🤖 AI Summary
In multi-objective black-box optimization, practitioners often need to simultaneously optimize T independent objectives, yet deployment constraints severely limit the number of solutions (K) that can be implemented—where K ≪ T.
Method: This paper introduces “multi-objective coverage,” a novel paradigm that seeks a sparse solution set of size K < T capable of high-quality coverage across all T objectives. We establish a theoretical framework with coverage guarantees and derive an optimality criterion for sparse solution sets. We further propose Multi-Objective Coverage Bayesian Optimization (MOCOBO), which integrates a coverage-aware acquisition function with joint uncertainty modeling over objectives.
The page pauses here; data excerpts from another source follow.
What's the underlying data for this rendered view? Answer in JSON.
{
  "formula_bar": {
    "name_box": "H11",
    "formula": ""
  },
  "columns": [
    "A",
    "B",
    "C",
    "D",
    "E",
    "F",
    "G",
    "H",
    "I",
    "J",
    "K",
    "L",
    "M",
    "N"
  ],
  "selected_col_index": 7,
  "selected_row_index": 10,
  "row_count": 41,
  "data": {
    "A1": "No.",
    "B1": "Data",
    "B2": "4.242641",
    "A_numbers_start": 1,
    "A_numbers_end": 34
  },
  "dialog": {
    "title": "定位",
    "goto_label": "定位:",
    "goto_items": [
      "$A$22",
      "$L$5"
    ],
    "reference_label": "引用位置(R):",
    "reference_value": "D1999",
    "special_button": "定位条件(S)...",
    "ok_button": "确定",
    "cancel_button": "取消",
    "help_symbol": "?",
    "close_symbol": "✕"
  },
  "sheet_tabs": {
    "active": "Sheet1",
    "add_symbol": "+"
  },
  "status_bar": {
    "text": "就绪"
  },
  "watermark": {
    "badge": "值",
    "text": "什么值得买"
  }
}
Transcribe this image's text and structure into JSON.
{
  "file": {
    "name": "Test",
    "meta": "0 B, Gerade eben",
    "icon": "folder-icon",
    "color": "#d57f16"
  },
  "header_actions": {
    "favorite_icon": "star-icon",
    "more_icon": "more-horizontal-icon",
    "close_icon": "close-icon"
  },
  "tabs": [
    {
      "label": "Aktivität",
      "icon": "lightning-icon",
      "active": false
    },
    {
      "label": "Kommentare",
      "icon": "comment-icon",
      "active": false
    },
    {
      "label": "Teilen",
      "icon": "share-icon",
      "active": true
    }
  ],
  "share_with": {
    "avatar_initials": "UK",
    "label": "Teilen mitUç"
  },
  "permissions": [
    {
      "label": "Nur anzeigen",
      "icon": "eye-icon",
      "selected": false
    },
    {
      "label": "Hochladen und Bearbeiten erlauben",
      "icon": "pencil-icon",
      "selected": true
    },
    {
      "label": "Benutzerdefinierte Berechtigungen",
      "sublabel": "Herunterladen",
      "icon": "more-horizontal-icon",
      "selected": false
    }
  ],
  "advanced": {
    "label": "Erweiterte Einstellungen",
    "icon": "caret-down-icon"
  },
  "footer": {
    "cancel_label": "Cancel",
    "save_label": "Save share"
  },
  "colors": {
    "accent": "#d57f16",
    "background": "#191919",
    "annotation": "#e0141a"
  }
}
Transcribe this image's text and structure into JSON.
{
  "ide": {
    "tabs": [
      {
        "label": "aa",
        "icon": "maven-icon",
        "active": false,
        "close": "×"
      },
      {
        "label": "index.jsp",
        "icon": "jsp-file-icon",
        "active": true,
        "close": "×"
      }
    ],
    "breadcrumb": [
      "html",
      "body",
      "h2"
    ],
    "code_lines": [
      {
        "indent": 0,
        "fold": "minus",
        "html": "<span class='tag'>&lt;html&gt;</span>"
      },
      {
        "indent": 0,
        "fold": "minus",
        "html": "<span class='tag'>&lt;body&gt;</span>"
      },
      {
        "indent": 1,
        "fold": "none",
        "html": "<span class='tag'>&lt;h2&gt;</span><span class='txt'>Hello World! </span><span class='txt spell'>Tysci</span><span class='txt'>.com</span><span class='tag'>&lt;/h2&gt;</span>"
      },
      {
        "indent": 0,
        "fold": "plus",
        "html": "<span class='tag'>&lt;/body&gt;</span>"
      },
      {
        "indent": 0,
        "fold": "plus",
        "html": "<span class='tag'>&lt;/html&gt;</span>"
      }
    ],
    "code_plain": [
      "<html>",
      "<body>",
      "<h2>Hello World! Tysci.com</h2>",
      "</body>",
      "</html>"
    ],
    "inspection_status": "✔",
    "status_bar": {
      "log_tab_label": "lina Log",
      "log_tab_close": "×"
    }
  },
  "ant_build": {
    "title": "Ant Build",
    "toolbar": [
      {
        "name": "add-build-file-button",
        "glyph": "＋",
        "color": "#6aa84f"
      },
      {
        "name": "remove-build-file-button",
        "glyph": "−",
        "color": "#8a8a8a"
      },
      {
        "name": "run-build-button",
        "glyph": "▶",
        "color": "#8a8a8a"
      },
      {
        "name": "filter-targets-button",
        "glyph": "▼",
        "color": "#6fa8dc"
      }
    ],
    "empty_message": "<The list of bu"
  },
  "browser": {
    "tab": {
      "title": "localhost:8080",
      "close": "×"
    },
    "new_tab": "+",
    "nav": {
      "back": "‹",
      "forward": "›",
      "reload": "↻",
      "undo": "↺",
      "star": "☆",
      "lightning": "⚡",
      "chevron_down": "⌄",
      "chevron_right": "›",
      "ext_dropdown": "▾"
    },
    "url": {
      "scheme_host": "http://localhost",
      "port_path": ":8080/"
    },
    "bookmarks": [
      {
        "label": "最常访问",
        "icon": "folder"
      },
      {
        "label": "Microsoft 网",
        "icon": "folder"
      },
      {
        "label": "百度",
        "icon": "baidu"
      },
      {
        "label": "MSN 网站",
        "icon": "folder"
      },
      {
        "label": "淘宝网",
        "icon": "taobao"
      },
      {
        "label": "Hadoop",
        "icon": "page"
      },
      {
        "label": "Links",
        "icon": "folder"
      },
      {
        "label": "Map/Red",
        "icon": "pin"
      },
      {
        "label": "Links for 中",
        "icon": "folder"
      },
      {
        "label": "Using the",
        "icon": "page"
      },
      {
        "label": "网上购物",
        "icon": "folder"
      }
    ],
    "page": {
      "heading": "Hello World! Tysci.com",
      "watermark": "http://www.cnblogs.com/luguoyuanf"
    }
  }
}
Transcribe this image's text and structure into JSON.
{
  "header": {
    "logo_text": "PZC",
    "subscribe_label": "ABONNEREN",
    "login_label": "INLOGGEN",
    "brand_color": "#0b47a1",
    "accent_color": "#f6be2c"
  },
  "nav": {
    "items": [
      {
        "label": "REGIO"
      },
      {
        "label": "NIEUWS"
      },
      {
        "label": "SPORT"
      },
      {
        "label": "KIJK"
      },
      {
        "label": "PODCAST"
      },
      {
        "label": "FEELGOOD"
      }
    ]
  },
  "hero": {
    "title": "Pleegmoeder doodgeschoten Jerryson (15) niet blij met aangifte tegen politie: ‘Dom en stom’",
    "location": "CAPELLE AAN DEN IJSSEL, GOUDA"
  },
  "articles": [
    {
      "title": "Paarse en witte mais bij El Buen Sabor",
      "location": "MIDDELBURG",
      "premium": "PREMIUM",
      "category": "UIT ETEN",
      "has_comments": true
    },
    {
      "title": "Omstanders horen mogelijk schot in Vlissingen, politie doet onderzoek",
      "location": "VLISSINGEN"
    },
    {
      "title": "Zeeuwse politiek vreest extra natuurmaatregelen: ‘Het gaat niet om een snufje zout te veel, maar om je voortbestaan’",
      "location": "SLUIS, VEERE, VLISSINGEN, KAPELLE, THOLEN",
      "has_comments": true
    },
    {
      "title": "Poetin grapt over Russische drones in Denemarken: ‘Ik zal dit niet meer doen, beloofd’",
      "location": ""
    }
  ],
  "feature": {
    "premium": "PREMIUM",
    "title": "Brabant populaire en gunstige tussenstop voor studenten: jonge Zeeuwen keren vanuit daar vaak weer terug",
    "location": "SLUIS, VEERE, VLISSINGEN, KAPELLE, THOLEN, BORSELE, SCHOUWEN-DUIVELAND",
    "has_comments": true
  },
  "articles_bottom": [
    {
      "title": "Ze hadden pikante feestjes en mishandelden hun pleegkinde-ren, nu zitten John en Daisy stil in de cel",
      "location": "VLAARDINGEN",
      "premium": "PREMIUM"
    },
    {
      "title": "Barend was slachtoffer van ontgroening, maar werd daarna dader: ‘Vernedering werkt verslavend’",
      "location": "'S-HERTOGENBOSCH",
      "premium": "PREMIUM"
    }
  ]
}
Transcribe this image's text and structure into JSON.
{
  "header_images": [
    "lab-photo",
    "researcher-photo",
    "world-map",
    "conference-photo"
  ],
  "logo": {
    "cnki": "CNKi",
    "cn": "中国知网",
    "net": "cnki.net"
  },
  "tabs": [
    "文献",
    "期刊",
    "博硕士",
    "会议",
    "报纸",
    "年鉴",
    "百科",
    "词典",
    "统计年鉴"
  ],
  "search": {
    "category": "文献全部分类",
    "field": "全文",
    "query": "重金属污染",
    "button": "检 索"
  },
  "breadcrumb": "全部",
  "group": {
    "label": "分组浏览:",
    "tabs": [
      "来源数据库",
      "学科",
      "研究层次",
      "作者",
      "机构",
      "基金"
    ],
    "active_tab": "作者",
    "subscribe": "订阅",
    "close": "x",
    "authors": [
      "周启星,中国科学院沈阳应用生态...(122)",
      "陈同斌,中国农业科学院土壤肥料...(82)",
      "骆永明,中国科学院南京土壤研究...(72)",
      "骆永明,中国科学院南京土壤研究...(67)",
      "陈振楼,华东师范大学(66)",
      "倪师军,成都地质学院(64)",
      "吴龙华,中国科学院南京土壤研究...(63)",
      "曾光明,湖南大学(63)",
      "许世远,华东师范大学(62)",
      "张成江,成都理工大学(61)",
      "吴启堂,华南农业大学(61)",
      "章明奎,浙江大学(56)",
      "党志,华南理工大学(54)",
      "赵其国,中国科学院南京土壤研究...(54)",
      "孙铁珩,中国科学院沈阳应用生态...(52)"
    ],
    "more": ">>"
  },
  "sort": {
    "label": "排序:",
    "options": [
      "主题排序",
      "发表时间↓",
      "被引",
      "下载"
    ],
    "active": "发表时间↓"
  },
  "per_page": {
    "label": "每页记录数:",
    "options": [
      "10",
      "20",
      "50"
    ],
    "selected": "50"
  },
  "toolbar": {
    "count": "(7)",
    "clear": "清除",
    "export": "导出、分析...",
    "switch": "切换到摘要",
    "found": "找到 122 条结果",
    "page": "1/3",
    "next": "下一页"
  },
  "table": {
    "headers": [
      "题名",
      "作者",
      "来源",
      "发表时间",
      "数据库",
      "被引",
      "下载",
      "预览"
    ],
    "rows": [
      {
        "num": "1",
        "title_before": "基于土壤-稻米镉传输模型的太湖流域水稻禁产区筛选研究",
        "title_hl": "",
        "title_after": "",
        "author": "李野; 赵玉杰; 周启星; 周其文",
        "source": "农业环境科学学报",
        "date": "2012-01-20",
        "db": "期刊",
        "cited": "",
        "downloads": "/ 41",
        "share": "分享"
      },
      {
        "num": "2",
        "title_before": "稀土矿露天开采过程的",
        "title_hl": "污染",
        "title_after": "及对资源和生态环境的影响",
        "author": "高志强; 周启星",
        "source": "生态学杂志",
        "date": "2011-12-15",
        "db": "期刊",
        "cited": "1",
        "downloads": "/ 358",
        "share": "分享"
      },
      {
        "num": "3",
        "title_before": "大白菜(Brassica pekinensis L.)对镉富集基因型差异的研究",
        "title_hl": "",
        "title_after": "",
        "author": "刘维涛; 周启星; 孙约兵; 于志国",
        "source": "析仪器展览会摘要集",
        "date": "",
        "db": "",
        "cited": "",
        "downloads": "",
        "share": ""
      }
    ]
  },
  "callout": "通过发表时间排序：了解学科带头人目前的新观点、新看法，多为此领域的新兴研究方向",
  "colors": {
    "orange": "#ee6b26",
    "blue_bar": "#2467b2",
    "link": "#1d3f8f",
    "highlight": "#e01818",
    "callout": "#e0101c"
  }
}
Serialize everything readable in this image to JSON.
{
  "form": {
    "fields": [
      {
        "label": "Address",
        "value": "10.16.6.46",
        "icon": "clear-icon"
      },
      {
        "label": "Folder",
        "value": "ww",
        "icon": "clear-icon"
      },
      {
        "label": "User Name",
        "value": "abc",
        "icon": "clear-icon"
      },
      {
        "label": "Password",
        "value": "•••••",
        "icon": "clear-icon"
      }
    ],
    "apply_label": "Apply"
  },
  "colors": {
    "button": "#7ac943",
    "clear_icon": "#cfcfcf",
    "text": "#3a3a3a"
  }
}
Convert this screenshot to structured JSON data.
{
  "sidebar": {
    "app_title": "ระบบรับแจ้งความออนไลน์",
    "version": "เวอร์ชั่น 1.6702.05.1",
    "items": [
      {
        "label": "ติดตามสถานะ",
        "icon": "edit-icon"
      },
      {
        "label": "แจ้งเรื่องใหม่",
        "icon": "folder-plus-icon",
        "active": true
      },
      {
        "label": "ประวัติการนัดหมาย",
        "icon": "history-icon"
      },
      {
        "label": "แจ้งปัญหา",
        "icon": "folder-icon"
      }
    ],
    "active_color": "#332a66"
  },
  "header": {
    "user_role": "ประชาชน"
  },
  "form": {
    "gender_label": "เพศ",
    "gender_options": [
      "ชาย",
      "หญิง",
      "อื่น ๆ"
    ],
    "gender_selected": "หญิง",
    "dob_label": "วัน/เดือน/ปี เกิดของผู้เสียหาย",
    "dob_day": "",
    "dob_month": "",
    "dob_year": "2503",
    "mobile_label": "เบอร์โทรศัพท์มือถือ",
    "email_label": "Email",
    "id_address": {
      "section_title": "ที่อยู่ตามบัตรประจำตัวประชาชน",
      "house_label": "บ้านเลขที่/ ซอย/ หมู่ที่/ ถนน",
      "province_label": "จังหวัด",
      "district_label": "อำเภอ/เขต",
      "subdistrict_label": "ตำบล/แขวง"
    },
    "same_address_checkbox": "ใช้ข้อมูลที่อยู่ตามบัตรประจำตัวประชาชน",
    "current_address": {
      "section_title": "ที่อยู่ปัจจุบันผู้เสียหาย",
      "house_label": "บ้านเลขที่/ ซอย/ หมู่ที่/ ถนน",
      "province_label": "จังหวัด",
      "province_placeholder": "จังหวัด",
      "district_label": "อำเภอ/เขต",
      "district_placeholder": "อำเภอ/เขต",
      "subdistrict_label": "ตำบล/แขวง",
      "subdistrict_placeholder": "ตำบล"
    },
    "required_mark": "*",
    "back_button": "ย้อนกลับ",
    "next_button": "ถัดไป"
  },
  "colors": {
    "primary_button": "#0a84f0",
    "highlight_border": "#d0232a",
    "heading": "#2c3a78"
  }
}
Results: On peptide and molecular design benchmarks, MOCOBO achieves full coverage of all T objectives using only K solutions—matching the performance of T individually optimized solutions—while drastically improving practicality and deployment efficiency.
📝 Abstract
In multi-objective black-box optimization, the goal is typically to find solutions that optimize a set of T black-box objective functions, $f_1$, ..., $f_T$, simultaneously. Traditional approaches often seek a single Pareto-optimal set that balances trade-offs among all objectives. In this work, we introduce a novel problem setting that departs from this paradigm: finding a smaller set of K solutions, where K<T, that collectively"covers"the T objectives. A set of solutions is defined as"covering"if, for each objective $f_1$, ..., $f_T$, there is at least one good solution. A motivating example for this problem setting occurs in drug design. For example, we may have T pathogens and aim to identify a set of K<T antibiotics such that at least one antibiotic can be used to treat each pathogen. To address this problem, we propose Multi-Objective Coverage Bayesian Optimization (MOCOBO), a principled algorithm designed to efficiently find a covering set. We validate our approach through extensive experiments on challenging high-dimensional tasks, including applications in peptide and molecular design. Experiments demonstrate MOCOBO's ability to find high-performing covering sets of solutions. Additionally, we show that the small sets of K<T solutions found by MOCOBO can match or nearly match the performance of T individually optimized solutions for the same objectives. Our results highlight MOCOBO's potential to tackle complex multi-objective problems in domains where finding at least one high-performing solution for each objective is critical.